“我本事不戴眼镜的,只是在我十二岁的那年出了些事情。”
花生安听了这话愣了一下,事情已经这么遥远了吗?
孙备:“在我小时候,全镇上没有一个孩子,不喜欢林敬白的妈妈白善水,她是镇上的支教老师。年轻漂亮、温柔而不软弱,有气质但又不冷淡。
每年六一她都会带着很多红糖糍粑分给孩子们,无论是多么淘气的孩子都对她耍不起脾气。”

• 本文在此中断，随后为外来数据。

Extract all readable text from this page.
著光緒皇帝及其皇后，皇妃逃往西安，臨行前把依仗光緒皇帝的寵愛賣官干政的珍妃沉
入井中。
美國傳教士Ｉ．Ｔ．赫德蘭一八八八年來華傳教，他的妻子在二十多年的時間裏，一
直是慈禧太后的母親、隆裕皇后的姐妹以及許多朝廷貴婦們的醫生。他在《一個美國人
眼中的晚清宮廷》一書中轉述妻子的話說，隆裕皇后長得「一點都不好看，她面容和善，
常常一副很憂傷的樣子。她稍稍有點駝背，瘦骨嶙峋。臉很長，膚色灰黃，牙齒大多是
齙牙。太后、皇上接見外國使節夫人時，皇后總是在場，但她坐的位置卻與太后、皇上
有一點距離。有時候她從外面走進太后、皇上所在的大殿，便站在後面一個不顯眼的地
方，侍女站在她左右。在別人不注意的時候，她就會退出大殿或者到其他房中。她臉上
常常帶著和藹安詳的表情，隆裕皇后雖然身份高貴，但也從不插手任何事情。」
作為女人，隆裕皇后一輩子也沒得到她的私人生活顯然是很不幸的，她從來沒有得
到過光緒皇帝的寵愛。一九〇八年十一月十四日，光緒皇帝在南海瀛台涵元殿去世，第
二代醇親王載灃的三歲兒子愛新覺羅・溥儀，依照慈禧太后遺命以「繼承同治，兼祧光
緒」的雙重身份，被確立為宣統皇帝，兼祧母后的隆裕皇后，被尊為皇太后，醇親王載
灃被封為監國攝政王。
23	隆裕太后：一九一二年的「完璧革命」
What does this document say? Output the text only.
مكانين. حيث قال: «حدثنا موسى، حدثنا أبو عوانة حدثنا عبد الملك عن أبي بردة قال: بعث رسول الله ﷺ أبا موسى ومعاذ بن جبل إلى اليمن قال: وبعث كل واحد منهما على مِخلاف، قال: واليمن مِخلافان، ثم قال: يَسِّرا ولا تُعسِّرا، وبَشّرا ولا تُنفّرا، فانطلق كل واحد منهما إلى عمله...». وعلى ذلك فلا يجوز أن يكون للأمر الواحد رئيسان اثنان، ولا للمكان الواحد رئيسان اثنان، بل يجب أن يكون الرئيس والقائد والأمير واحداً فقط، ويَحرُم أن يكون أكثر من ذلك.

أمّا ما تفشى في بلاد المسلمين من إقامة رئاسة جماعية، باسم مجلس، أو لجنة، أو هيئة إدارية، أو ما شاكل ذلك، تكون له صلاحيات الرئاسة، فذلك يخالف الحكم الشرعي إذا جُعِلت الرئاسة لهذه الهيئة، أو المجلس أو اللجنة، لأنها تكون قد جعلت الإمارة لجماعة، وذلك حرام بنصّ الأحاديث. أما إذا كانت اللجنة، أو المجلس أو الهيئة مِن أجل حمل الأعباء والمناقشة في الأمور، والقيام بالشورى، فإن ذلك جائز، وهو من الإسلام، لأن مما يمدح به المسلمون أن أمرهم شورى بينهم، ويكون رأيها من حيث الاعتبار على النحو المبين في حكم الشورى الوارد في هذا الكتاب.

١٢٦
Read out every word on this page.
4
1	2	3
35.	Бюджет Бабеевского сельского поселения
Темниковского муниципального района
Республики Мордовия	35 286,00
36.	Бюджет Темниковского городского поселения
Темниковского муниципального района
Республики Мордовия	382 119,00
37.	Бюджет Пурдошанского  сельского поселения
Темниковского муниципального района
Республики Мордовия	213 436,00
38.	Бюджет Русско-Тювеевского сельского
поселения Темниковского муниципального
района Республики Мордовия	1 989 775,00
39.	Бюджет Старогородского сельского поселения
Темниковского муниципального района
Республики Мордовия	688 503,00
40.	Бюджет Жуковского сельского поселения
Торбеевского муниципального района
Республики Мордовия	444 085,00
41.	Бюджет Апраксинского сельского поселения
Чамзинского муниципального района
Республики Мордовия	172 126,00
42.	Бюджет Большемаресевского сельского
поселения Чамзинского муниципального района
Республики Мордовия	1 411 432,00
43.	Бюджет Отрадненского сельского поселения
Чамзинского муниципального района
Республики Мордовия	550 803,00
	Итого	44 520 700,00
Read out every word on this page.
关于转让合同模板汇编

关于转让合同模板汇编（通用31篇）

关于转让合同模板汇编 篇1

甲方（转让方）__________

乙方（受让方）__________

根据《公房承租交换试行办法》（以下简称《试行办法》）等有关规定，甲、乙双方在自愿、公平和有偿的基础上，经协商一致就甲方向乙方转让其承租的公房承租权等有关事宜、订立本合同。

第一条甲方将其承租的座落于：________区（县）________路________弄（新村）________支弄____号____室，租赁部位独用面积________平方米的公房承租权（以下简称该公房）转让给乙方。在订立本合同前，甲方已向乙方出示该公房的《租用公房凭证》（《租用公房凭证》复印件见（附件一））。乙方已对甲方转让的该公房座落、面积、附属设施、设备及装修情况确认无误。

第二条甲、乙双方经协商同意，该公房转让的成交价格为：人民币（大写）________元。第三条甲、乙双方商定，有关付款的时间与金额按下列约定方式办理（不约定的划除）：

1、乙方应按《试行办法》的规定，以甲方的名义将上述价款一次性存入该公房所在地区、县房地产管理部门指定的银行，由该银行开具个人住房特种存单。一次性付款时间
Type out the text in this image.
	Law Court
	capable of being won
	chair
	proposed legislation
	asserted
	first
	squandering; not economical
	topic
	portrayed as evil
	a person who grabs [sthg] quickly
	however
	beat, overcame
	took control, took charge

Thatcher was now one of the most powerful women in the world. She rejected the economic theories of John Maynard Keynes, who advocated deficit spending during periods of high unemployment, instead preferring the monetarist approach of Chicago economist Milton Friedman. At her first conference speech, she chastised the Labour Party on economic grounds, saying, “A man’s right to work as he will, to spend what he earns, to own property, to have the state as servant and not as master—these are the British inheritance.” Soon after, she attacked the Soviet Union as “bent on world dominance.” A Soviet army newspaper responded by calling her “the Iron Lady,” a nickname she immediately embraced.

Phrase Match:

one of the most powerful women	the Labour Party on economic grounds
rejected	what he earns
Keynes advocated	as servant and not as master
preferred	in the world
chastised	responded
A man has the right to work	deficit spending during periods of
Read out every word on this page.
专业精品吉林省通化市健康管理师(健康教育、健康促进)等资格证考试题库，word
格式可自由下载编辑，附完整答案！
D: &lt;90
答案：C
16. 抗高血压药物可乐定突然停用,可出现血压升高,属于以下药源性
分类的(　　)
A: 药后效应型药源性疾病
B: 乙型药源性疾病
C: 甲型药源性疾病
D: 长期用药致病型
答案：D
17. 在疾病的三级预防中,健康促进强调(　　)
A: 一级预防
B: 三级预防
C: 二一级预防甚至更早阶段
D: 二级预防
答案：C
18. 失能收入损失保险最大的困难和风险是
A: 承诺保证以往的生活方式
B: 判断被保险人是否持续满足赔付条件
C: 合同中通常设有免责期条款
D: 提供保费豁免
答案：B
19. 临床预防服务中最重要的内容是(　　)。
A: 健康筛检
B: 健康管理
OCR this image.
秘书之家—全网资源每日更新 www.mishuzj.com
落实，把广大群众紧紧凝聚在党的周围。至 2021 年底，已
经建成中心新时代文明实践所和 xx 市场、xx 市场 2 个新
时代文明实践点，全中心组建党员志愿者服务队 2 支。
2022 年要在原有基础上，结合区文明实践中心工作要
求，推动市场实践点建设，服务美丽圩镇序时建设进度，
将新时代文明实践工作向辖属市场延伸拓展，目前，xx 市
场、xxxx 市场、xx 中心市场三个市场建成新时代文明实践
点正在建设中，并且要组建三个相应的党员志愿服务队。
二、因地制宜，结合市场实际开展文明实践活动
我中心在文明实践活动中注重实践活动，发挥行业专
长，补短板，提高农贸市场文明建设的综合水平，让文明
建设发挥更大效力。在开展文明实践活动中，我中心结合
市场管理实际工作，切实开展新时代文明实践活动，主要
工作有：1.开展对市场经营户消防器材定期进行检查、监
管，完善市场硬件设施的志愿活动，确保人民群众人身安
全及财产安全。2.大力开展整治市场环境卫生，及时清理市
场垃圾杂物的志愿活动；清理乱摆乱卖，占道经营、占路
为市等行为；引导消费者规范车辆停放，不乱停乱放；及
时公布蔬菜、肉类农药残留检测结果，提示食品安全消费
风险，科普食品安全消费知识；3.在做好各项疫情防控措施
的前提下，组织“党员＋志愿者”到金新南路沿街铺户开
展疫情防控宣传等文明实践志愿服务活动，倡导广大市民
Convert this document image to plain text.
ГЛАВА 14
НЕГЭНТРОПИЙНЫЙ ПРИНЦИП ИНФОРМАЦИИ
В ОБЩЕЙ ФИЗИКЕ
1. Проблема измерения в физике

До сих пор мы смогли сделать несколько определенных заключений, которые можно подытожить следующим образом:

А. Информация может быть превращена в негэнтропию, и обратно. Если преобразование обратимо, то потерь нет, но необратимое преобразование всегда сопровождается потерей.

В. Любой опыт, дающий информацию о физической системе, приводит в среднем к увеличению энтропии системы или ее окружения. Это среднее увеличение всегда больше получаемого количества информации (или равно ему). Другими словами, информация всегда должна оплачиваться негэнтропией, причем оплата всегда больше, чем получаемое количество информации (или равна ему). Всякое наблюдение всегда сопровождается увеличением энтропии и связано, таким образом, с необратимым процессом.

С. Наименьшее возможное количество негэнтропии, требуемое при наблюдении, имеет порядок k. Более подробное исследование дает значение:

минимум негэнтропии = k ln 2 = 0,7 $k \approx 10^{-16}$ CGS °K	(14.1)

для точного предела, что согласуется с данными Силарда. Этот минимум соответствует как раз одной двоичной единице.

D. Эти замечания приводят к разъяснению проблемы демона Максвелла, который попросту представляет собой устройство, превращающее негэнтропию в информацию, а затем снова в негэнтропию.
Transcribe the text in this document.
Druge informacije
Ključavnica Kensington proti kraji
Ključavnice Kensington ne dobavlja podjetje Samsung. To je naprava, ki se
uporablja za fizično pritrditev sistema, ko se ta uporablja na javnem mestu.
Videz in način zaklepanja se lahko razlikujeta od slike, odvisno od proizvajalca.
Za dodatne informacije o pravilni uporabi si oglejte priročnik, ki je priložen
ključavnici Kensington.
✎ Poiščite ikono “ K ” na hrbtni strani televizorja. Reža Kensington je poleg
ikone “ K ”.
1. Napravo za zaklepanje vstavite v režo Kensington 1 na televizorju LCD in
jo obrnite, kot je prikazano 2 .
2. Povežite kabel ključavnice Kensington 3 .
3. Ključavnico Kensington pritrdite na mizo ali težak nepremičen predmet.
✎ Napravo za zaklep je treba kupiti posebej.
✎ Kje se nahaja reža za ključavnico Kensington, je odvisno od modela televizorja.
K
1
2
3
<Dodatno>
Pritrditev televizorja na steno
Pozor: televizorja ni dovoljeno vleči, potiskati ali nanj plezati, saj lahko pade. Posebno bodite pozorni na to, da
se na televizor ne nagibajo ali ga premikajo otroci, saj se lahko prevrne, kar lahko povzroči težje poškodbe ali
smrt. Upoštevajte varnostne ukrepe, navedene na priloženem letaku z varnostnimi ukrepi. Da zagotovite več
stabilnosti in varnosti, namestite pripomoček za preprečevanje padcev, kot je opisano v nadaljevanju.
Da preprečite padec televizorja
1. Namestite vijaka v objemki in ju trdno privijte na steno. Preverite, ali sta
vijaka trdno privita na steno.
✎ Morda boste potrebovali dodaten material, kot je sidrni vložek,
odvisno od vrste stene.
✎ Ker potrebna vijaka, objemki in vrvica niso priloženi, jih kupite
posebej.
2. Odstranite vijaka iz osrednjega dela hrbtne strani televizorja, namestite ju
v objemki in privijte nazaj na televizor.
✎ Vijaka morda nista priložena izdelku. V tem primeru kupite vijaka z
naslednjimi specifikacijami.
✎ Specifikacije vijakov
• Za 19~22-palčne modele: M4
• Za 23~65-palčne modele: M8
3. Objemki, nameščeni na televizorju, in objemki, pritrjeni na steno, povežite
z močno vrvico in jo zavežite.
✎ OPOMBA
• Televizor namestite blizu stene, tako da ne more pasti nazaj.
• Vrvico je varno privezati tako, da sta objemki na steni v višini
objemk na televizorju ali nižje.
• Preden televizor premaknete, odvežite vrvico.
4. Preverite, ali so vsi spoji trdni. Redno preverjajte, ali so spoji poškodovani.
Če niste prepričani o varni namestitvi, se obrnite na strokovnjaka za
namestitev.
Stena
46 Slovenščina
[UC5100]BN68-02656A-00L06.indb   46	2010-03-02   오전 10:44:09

他说着说着就笑了,像是回忆起了曾经教室里的青砖与黑板。
只是,他的笑容里带了些苦涩。
“以前的敬白是特别乖巧的小孩,因为大家嫉妒他是白老师的孩子,总是有很讨人厌的孩子在背地里欺负他。我也算是其中的一个吧。
可能你已经不记得了,当年你回来还和我们打过架呢。”
花生安点点头,想不到林敬白被欺负的样子,对曾经和孙备见过这件事也没什么感触。
他对这个没什么印象,只记得过去在这里打过几场架,打架的孩子都是那些上房揭瓦天不怕地不怕的小崽子。
但至于起因,他已经什么都不记得了。
他打赢了的架那么多,总不能每一次都记得。
没想到这里面的人居然还有孙备,现在的孙备一看就是个乖乖仔。
“算了,其实故事没有那么长的。事情也没那么复杂。
你可能知道,白老师因为救人溺水、身亡。
但你肯定不知道,那个被救了的孩子就是我。